Homeownership Continues to Rise as Covid-19 Effects on Tenure Yet to Appear
- The national homeownership rate rose above 65 percent for the first time in seven years
- All subsets of households by race and ethnicity now owning at rates above 1994 levels
- Low-income rentership rates continue falling, though impacts of Covid-19 may reverse this trend
The latest update to Enterprise’s quarterly Housing Tenure Trends report shows continued growth in homeownership rates, up to 65.3 percent on a seasonally adjusted basis. This represents a new high in the homeownership recovery that began four years ago and the largest share of households owning their homes since 2012. The national rentership rate, meanwhile, declined to 34.7 percent, though this is still above the long-term average for the share of households renting.
Notably, all subsets of households tracked by the U.S. Census Bureau’s quarterly Housing Vacancy Survey (HVS) also saw increased homeownership rates last quarter over their 2019 levels. The largest gains were observed among those with traditionally high rentership rates, including younger households, households of color, and those with incomes below the national median. Indeed, low-income households have seen consistent increases in their share of homeowners since 2016. For this quarter, we drill down on what might be driving this growth (spoiler alert: it is not necessarily improvements in affordability or mortgage access for working-class households).

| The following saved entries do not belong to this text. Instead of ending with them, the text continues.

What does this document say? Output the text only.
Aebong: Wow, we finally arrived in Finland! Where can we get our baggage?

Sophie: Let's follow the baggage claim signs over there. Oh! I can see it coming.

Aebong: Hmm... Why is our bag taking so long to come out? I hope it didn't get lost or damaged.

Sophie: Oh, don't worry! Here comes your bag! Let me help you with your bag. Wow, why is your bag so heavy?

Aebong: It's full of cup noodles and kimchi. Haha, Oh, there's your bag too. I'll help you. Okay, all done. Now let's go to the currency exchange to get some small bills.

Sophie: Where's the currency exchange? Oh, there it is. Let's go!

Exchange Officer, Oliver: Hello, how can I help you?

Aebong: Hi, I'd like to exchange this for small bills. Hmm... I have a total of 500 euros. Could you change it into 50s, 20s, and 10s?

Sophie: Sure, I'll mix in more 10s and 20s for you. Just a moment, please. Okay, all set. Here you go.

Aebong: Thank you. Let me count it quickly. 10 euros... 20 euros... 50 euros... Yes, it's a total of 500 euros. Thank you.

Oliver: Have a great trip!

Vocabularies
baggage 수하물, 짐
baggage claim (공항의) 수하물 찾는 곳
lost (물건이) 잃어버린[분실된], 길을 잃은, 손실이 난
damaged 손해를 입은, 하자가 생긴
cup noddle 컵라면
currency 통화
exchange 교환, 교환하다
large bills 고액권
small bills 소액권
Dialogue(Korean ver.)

Furthermore, these figures represent activity in housing markets that largely preceded the Covid-19 crisis in the United States. The impacts of the pandemic and its economic fallout on housing tenure trends will thus take some time to materialize. With job and income losses expected to be concentrated among renter households, it is possible that a wave of evictions – especially as state and local moratoria expire later this quarter – will lead to a reduction a in the number of renter households and an increase in the homeownership rate in the short term. If, however, the country falls into a deep recession and more homeowners find themselves struggling to pay their mortgages, a switch in their tenure status may backfill rental demand and elevate rentership rates later in the year.
Quarterly Tenure Rates Approach Long-Run Averages
The rise in the national homeownership rate last quarter, while not statistically significant relative to the end of 2019, nonetheless extended the steady increase observed since this rate hit its nadir in 2016. Indeed, the share of households that own their home is now closer to its long-run average of 65.6 percent than it has been in almost seven years.
At the same time, the share of households renting continued to decline, down to 34.7 percent last quarter. This drop has not eased pressure on the rental market, however, as the vacancy rate on rented units also fell and remained near its 35-year low of 6.4 percent reached at the end of 2019. Nor are rental costs declining with demand, as inflation-adjusted rents rose to new record highs last quarter. The price of owned housing also continues to increase, approaching former record highs achieved during the housing boom in 2006.
Annual Tenure Rates Move in Sync by Race and Age
For the first time in 20 years, the homeownership rates of every subset by age increased last quarter. While these gains were larger among young and middle-age households, seniors continue to be the only age group whose rentership rate has remained below their 1994 level.
Among subsets by race and ethnicity, the big story continues to be the rise in homeownership among non-Hispanic black households, who narrowed their tenure rate gap relative to white households to under 30 percentage points for the first time in five years. Hispanic households also had notable increases in their share of owning households, bringing them within a percentage point of their record high.
It is worth noting that, despite gains in homeownership, more than half of young households under 35 years old and of households of color still rent their homes. Whether deteriorating economic conditions among these groups will reverse the downward trend in declining rentership, or prompt existing renter households to double up with family and friends – or in the worst-case scenario, become homeless – and suppress renter household growth remains to be seen.
A Closer Look at Tenure Rates of Low-Income Households
Among the most notable trends in tenure rates over the last four years has been the steading increase in homeownership among households with incomes below the national family median income, or around $80,000. Their tenure rate has changed by 2.9 percentage points since 2016, versus only 0.9 percentage points among higher income households.
These trends may be explained as much by the composition of low-income households as by the affordability and accessibility of homeownership among working-class households. Indeed, more than 44 percent of below-median homeowners are seniors, versus 32 percent of all homeowners, suggesting many may have purchased their homes pre-retirement when their incomes were higher. Many younger low-income owners, meanwhile, likely received assistance from family to purchase their homes.
Tenure trends among this subset may be a good barometer to watch going forward as the economic toil of Covid-related job and income losses begins to be felt in housing markets. Low-income owners may be able to leverage home equity and record-low interest rates and borrow funds to cover short-term needs. Many low-income renters, meanwhile, come into this crisis already struggling to afford their housing and will be hard pressed to cover rents.
Recent policy actions taken to ameliorate this crisis will also exacerbate the dichotomy between owners and renters, with as many as 60 percent of mortgage loans covered by CARES Act forbearance relief – which adds missed payments onto the end of the mortgage term – versus less than half of all renter households with eviction protections that still require back rents to be paid as soon as those moratoria expire. This disparity will have long-term repercussions for the widening wealth gap in the U.S.